Preheat your oven to 325°F (163°C).
Season the short ribs generously with salt and pepper on all sides.
Heat the olive oil in a large Dutch oven or heavy-bottomed pot over medium-high heat. Sear the short ribs in batches until they are browned on all sides, about 4-5 minutes per side. Remove the browned ribs and set them aside on a plate.
In the same pot, add the chopped onion, carrots, and celery. Cook, stirring occasionally, until the vegetables are softened, about 5 minutes. Add the minced garlic and cook for an additional 1-2 minutes until fragrant.
Pour in the red wine, scraping the bottom of the pot with a wooden spoon to loosen any browned bits (fond). Let the wine simmer for a few minutes until it has reduced slightly.

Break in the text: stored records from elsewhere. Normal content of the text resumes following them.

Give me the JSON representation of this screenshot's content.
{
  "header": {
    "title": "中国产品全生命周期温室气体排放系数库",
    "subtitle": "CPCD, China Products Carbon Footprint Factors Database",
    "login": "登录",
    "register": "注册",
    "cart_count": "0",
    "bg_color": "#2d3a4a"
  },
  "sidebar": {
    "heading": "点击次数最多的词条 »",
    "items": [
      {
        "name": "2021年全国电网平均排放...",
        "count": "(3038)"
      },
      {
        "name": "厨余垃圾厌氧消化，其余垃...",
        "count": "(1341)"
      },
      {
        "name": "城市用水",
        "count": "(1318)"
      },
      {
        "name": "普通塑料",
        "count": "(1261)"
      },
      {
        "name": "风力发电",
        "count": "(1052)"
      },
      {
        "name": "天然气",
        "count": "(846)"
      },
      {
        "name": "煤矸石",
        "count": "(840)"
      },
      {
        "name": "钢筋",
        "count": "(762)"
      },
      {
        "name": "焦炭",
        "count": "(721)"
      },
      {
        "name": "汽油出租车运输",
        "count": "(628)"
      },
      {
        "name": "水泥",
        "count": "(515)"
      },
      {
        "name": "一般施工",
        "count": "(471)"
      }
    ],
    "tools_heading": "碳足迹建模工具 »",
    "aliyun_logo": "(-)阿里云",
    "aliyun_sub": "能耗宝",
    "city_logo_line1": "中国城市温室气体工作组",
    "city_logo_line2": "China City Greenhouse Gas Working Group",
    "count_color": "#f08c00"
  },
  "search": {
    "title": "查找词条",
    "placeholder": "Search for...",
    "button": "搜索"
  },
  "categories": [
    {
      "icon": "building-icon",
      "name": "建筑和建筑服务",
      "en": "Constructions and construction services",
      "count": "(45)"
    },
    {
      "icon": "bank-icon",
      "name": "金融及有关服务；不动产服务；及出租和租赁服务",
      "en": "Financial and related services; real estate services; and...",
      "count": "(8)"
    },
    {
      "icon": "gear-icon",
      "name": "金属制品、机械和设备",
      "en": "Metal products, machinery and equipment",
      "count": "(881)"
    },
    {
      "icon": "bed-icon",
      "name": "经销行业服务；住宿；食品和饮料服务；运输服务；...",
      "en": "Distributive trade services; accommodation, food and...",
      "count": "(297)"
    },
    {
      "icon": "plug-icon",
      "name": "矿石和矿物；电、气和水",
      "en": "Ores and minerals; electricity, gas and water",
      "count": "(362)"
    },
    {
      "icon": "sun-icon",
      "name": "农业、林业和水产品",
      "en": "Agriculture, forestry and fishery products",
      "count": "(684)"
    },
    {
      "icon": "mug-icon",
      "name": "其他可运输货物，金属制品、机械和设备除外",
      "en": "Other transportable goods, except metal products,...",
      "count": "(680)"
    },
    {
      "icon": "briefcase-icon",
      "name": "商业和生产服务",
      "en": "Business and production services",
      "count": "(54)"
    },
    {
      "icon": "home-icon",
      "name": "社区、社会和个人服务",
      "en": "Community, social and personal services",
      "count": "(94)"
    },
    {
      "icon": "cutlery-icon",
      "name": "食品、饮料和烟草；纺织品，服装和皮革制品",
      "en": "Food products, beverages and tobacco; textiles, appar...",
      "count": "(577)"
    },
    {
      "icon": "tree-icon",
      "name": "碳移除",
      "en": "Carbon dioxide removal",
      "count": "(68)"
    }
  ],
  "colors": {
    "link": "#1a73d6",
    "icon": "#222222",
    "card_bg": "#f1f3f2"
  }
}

Stir in the beef broth, thyme sprigs, bay leaves, and tomato paste. Bring the mixture to a simmer.
Return the browned short ribs to the pot, nestling them into the liquid. Cover the pot with a lid and transfer it to the preheated oven. Braise the short ribs for 2.5 to 3 hours, or until the meat is tender and falling off the bone.
Once the short ribs are done, carefully remove them from the pot. Discard the thyme sprigs and bay leaves. Serve the short ribs hot, garnished with chopped fresh parsley if desired. Enjoy!